Wśród nich - najpierw idą do magazynów, a następnie agencja zasobów obronnych przekazuje UAV armii, a następnie rząd ponownie zatwierdza dostawy, a następnie wycieczkę na Ukrainę. Istnieje również komentarz do Litwy. Departament zauważył, że rząd zaktualizował łańcuch procedur UAV. Nowa procedura została zatwierdzona „w tym tygodniu” i odtąd. Ministerstwo Obrony Ukrainy nie skomentowało jeszcze sytuacji, która powstała wraz z dostawą dronów z Litwy.
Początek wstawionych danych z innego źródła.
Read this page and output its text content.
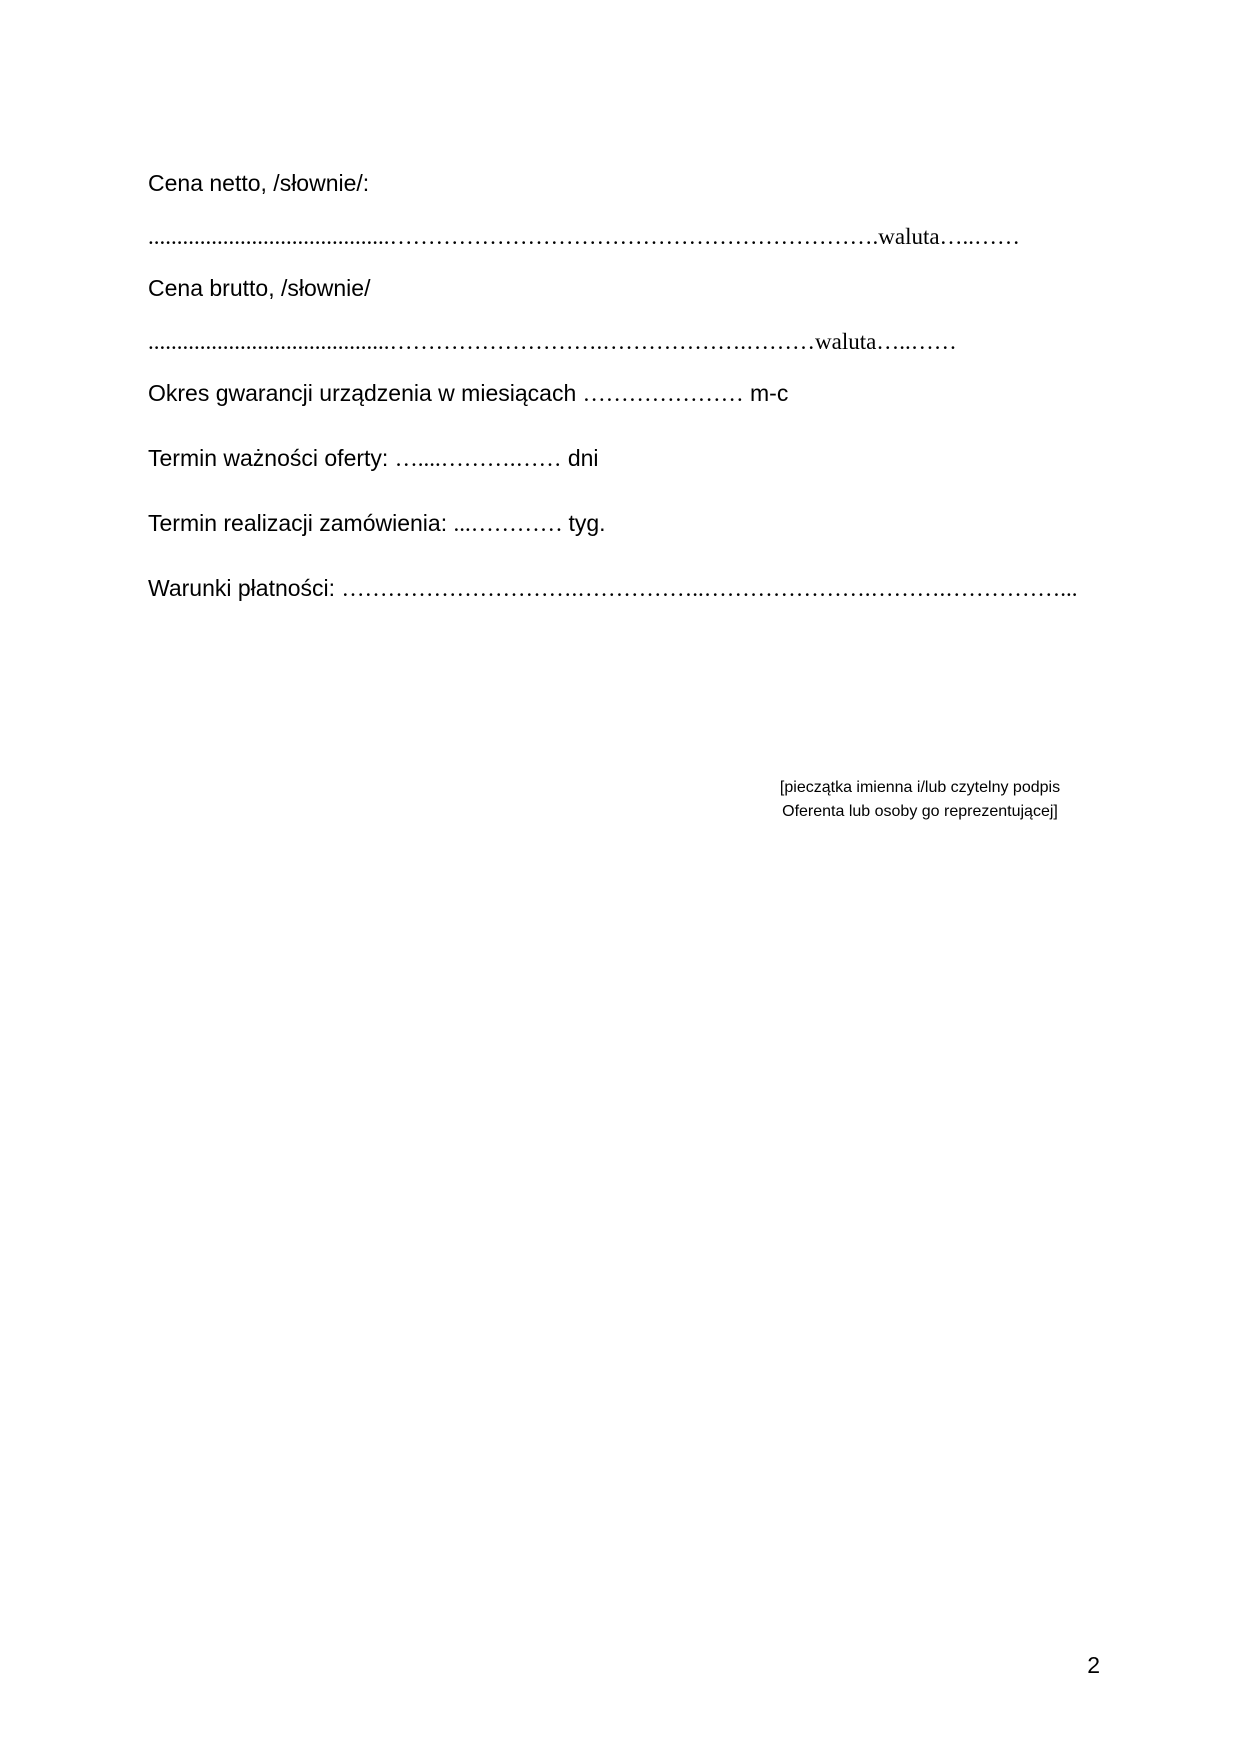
Cena netto, /słownie/:
..........................................……………………………………………………….waluta…..……
Cena brutto, /słownie/
..........................................……………………….……………….………waluta…..……
Okres gwarancji urządzenia w miesiącach ………………… m-c
Termin ważności oferty: …....……….…… dni
Termin realizacji zamówienia: ...………… tyg.
Warunki płatności: ………………………….……………..………………….……….……………...
[pieczątka imienna i/lub czytelny podpis
Oferenta lub osoby go reprezentującej]
2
Media przypomniały, że na Litwie pięć firm przeprowadziło test dronów na wojnę na Ukrainie. Ilustracje artykułów pokazują urządzenia Autonomii Granta. Witryna firmy informuje umowę o 1 milion euro na dostawę kwadratów GA-10FPV-AI (zdolnych do przewożenia 3 kg materiałów wybuchowych). Siły zbrojne musiały wysłać 5 tysięcy dronów: pierwszą imprezę - do końca września, resztę - do końca roku. Inną firmą wymienioną w artykule jest RSI Europe.
Na portalu widzimy, że produkują ścieżki FPV „shpak”, które niosą 2 kg materiałów wybuchowych z prędkością 150 km/h. do 20 km dalej. Należy zauważyć, że 29 października Focus napisał o UAV „shpak” (shpak). W portalu Europy przemysłu obronnego poinformowało, że pierwsza partia tych dronów została już wysłana na Ukrainę.